I ponti del 25 aprile e del Primo maggio riportano sì milioni di italiani in viaggio, ma con un costo più elevato per chi utilizza l’auto. Tra la giornata di ieri e il 3 maggio sono previsti 95 milioni di spostamenti lungo la rete stradale e autostradale, con una spesa per i rifornimenti superiore di 1,4 miliardi di euro rispetto allo stesso periodo del 2025. Secondo le stime del Codacons l’aumento dei costi è legato soprattutto al gasolio, che oggi risulta più caro del 29,2% rispetto allo scorso anno anche per effetto del riordino delle accise entrato in vigore a gennaio. La benzina registra un incremento più contenuto, pari a circa il 2%. In termini di spesa, un pieno costa mediamente 23,3 euro in più per le auto a diesel e 1,8 euro in più per quelle a benzina.
Il calcolo complessivo tiene conto di una media di un pieno e mezzo per vettura nel periodo festivo, tra spostamenti brevi e viaggi di più giorni. Considerata la composizione del parco auto circolante, con il 40% alimentato a gasolio e il 41,4% a benzina, l’impatto economico sui consumatori risulta rilevante rispetto ai ponti primaverili dello scorso anno.
Fiscalità
Sui viaggi pesa anche un elemento di incertezza legato alla fiscalità. Il primo maggio scade infatti la proroga sul taglio delle accise da 24,4 centesimi al litro. In assenza di nuovi interventi, nel pieno del ponte i prezzi potrebbero aumentare ulteriormente, con il gasolio che arriverebbe a circa 2,3 euro al litro e la benzina a 1,98 euro. Nonostante il rincaro dei carburanti, la mobilità turistica resta elevata. Per il ponte del Primo maggio sono attesi 7,4 milioni di italiani in viaggio, secondo i dati elaborati da Federalberghi. Di questi, circa 2,4 milioni sono minori. Il totale dei pernottamenti raggiunge i 22 milioni, mentre il giro d’affari complessivo è stimato in 3,8 miliardi di euro.

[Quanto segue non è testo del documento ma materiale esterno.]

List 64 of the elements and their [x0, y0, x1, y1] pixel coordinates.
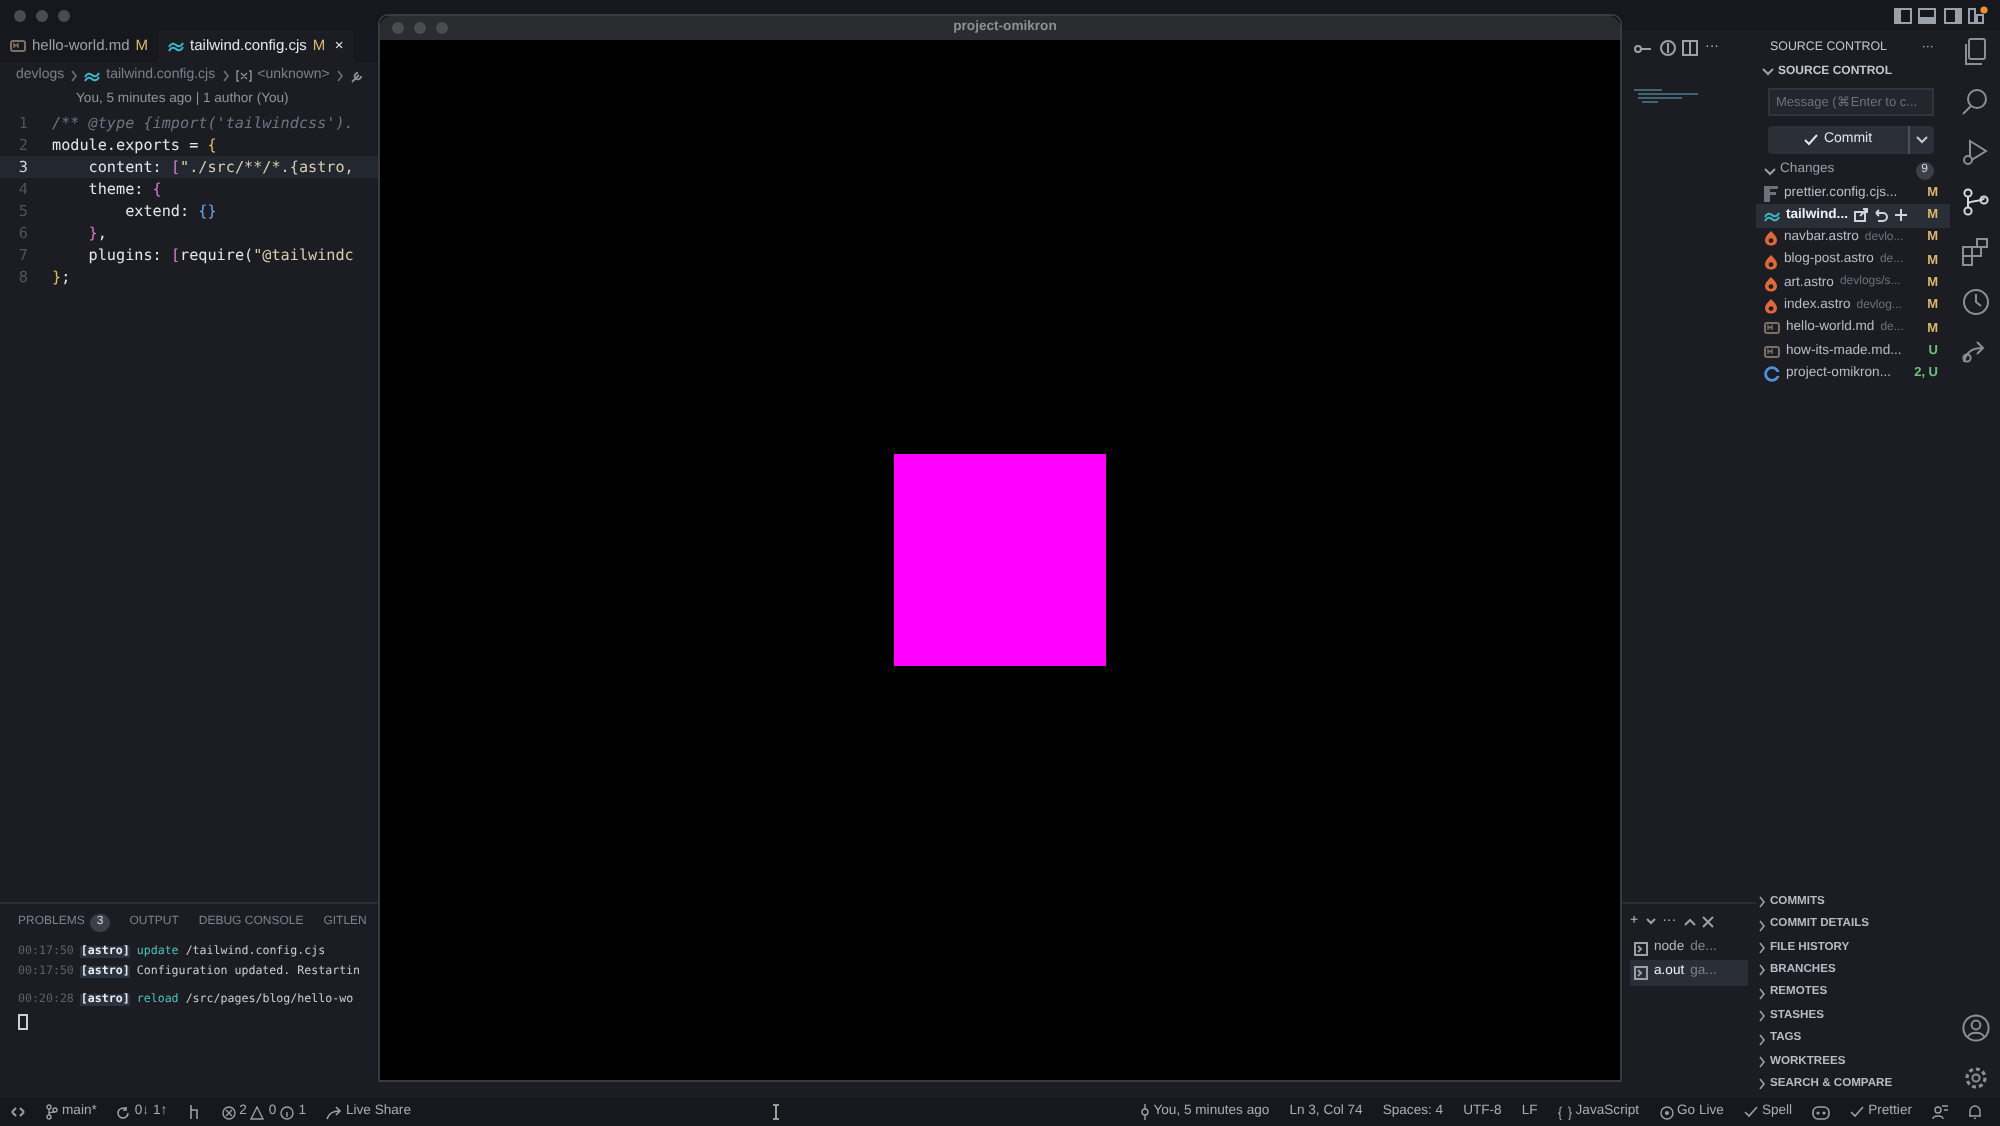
check-icon: [1743, 1106, 1758, 1118]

La gran parte dei viaggiatori sceglie destinazioni nazionali. Il 92% resta in Italia, mentre l’8% opta per mete estere. Tra le destinazioni interne prevalgono il mare, le città d’arte e la montagna, seguite dalle località termali e dai laghi. Per chi sceglie l’estero, le capitali europee rappresentano la meta principale.
Durata media
La durata media della vacanza si attesta sui tre giorni. Il dato risulta inferiore rispetto al 2025, quando la collocazione del calendario aveva favorito soggiorni più lunghi grazie alla possibilità di collegare più festività. Nel 2026, invece, la distribuzione delle date riduce le opportunità di estensione dei viaggi, senza però incidere sulla propensione a partire. La spesa media pro capite raggiunge i 512 euro, comprensiva di trasporto, alloggio, ristorazione e altre attività. La spesa giornaliera si attesta intorno ai 170 euro. Una quota significativa del budget viene destinata ai pasti e ai costi di viaggio, seguiti dalle spese per l’alloggio e per gli acquisti.
Le partenze si concentrano nella giornata del 30 aprile, con circa 4,7 milioni di italiani in viaggio, mentre i giorni immediatamente precedenti e successivi registrano flussi più contenuti. La maggioranza dei vacanzieri utilizza l’auto per raggiungere la destinazione, mentre una quota più limitata si sposta in aereo o in treno.